Asked whether the ministry should reveal the number of available soldiers, Association of Strategic Foresight research fellow Chieh Chung (揭仲) said that the figure is not sensitive information, as it could be deduced from public documents.
The key is whether reserve forces can be rapidly deployed when a crisis hits, especially when shorter reaction times are crucial as the Chinese People’s Liberation Army continues to improve its capabilities, he said.
The ministry’s response time is also dependent on whether the government declares a wartime emergency, which would have considerable social costs and affect diplomatic negotiations, Chieh said.
Many reservists lack proper combat training, National Taiwan University political science associate professor Chen Shih-min (陳世民) said, urging the government to extend military service from four months to six months, or longer.
Lawmakers of all parties should consider if military conscription should be reinstated, he said, adding that the system is unwelcome by many, but might prove essential.
Given that, President Tsai Ing-wen (蔡英文) should speed up military reforms while her support base is strong and she is not under pressure to be re-elected, he said.
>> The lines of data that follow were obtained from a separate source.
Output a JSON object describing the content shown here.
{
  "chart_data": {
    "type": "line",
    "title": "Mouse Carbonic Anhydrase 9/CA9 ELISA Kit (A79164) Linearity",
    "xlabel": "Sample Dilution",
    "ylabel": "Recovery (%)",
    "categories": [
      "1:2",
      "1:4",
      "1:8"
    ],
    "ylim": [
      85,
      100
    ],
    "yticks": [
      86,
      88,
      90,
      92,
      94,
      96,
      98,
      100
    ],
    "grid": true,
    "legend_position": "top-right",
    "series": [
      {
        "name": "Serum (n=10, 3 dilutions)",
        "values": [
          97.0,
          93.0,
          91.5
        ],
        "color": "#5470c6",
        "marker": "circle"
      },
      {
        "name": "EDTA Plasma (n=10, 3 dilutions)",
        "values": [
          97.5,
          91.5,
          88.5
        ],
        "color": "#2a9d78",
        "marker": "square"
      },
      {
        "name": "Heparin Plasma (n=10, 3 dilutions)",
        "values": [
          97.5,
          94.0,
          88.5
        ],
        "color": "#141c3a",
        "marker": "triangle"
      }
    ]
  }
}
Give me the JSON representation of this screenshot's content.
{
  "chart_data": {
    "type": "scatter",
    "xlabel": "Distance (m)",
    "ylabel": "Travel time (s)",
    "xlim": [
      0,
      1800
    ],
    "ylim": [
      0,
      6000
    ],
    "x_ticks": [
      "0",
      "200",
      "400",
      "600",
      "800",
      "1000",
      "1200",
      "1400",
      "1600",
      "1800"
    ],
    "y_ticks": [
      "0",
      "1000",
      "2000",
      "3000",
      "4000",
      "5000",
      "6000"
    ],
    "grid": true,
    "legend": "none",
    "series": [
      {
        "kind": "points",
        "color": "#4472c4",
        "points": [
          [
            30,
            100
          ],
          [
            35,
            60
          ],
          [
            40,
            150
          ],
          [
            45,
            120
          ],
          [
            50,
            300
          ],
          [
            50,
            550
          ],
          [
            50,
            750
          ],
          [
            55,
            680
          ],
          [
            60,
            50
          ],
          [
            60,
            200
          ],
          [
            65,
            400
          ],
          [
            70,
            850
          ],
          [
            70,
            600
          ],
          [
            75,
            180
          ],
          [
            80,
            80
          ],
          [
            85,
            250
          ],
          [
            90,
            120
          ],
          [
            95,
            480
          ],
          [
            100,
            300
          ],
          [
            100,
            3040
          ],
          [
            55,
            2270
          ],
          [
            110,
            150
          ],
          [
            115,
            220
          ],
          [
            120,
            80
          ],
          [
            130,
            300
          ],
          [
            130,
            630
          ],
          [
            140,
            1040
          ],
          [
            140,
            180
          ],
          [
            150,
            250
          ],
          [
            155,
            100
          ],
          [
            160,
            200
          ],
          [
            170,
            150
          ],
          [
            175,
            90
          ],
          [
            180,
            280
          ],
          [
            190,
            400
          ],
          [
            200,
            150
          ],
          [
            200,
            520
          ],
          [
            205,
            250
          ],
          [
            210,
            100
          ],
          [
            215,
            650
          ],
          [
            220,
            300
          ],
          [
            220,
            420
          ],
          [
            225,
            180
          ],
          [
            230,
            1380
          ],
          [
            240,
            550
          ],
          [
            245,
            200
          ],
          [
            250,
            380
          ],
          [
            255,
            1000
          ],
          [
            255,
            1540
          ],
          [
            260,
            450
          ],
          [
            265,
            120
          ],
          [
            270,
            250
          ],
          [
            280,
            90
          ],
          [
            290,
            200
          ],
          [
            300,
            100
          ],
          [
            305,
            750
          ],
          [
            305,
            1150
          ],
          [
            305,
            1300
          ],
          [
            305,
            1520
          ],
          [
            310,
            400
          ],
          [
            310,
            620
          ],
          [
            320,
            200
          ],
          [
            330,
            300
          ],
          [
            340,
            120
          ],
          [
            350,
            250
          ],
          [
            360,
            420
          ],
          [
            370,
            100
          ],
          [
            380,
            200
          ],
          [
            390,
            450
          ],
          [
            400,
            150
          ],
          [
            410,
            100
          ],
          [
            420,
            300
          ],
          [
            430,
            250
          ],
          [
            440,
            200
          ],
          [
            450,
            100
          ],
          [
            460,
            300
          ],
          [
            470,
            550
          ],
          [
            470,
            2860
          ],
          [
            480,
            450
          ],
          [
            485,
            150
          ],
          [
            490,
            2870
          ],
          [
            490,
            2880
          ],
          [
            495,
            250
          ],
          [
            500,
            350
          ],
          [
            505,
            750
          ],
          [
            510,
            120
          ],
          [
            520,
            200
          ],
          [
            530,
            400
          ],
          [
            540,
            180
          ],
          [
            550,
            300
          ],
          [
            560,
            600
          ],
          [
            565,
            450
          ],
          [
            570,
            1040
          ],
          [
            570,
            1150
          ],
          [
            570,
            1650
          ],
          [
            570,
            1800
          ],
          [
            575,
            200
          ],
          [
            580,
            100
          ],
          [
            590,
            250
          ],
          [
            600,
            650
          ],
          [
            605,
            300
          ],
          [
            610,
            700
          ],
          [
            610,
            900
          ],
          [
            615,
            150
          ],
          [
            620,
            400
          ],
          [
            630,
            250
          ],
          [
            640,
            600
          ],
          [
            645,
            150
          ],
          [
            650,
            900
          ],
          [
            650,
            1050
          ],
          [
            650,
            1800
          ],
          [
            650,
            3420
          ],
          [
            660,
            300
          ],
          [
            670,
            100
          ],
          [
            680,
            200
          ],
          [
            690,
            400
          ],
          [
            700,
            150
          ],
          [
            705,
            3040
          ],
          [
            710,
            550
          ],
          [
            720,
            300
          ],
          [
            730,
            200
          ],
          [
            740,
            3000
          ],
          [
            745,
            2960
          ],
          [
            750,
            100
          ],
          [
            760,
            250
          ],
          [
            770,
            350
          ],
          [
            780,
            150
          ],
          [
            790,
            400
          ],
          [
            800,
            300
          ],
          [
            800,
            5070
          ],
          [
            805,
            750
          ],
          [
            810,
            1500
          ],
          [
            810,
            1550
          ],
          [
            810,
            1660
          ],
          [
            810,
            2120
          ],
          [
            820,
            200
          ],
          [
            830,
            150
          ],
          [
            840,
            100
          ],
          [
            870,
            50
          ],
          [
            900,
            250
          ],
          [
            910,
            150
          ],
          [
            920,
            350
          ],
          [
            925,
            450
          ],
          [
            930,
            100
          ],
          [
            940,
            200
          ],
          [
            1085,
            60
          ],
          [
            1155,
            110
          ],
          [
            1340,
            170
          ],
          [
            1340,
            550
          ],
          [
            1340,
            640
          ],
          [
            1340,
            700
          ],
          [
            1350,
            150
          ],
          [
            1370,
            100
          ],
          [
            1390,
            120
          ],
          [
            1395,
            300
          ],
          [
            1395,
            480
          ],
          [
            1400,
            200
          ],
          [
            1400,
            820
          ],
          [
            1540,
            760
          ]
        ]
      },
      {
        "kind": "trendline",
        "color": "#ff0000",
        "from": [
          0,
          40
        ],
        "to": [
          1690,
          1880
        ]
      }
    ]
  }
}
Improving the nation’s reserve forces is not just the ministry’s job, said Su Tzu-yun (蘇紫雲), director of the Institute for National Defense and Security Research’s Division of National Defense Resources and Industries.
The Executive Yuan should coordinate with other agencies — including the Ministry of Education and the Ministry of Finance — and modify regulations so that schools and workplaces are more willing to release people for defense training, Su said, adding that tax exemptions, salary subsidies and bidding incentives are all feasible.